The definition of Ax in both words and symbols

Span{v}, Span {u,v} and geometric interpretation in R² or R³

Span{v₁, ..., v_p}

Linearly independent, linearly dependent

Linear transformation

Standard matrix of a linear transformation

The definition of a matrix product AB

The definition of the inverse of a matrix

Chapter 1:

Theorem 2 (Existence and Uniqueness Theorem)

Theorem 3 (Matrix equation, vector equation, system of linear equations)

Theorem 4 (When do the columns of A span Rⁿ ?)

Theorem 5 (Properties of the Matrix-Vector Product Ax)

Theorems 7, 8, 9 (Properties of linearly dependent sets)

Theorems 11 and 12 (one-to-one and onto linear transformations).

 

Chapter 2:

Theorems 4, 5, 6, and 7

Know the proof of Theorem 5

Theorem 8 (the Invertible Matrix Theorem)

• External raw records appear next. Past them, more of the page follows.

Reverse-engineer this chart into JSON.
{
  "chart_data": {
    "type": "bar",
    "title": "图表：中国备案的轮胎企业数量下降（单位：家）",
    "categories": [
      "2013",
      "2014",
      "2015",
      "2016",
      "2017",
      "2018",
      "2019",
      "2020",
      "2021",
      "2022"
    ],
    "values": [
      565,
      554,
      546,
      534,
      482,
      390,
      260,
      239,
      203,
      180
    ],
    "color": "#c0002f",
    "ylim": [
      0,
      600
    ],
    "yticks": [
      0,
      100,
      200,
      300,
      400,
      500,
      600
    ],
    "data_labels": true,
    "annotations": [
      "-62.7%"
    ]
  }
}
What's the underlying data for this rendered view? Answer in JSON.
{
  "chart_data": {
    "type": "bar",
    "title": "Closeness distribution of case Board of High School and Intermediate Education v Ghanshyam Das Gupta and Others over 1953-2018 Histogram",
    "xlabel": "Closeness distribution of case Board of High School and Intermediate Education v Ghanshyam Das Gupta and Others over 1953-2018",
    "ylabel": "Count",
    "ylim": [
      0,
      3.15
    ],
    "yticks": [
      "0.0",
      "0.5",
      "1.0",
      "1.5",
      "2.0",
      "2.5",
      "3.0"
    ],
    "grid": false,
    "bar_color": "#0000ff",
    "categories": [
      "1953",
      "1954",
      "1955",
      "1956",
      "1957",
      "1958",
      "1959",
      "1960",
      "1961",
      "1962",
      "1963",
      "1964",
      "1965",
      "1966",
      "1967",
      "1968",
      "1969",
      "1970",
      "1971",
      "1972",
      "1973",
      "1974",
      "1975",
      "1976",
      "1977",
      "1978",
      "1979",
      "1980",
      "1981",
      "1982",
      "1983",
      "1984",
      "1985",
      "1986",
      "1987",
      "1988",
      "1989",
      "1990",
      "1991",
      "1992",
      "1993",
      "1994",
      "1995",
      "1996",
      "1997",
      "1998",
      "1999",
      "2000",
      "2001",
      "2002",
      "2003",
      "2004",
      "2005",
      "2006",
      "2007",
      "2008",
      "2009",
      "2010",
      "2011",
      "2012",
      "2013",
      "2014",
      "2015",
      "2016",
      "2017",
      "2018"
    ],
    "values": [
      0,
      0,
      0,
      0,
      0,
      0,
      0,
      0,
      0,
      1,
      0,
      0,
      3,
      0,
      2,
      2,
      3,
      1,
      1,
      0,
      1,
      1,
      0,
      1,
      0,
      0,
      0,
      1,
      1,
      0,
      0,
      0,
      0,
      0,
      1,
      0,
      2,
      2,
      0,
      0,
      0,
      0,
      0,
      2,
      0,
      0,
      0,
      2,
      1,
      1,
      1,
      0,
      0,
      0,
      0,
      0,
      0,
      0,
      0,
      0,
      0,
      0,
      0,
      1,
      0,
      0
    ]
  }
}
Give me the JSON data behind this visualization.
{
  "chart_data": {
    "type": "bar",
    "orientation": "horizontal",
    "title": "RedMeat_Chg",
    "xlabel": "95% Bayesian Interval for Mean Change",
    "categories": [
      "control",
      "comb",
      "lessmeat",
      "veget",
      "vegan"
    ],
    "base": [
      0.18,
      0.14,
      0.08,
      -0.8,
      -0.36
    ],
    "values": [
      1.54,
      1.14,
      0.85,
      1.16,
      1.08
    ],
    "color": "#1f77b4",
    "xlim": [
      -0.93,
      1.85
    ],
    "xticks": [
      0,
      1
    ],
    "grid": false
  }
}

• Know the difference between the concepts of matrix equation, vector equation, system of linear equations, and the augmented matrix for a system of linear equations. Given any one of these forms, be able to write one of the other equivalent forms.
• Determine when a system is consistent. Write the general solution in parametric vector form.
• Determine values of parameters that make a system consistent, or make the solution unique.
• Describe existence or uniqueness of solutions in terms of pivot positions.
• Determine when a homogeneous system has a nontrivial solution.
• Determine when a vector is in a subset spanned by specified vectors.
• Exhibit a vector as a linear combination of specified vectors.
• Write the equation of a line or plane in parametric vector form.
• Determine whether the columns of an m×n matrix span Rⁿ.
• Determine whether the columns are linearly independent.
• Determine whether a set of vectors is linearly independent. Know several methods that can sometimes produce an answer "by inspection" (without much calculation).
• Use linearity of matrix multiplication to compute A(u + v) or A(cu).
• Determine whether a specified vector is in the range of a linear transformation.
• Compute the image of a vector under a linear transformation.
• Find the standard matrix of a linear transformation.
• Determine whether a linear transformation is one-to-one or maps Rⁿ onto R^m
• Use an inverse matrix to solve a system of linear equations
• Find the inverse of a 2×2 matrix using Theorem 4 on p.119
• Find the inverse of a matrix A by row reducing [A   I].
• Use matrix algebra to solve equations involving matrices.

• Use linear combinations of vectors to describe various problems. (See Example 7 and Exercises 27, 28 in Section 1.3, Exercises 39, 40 in Section 1.5, and Example 6 in Section 1.7.)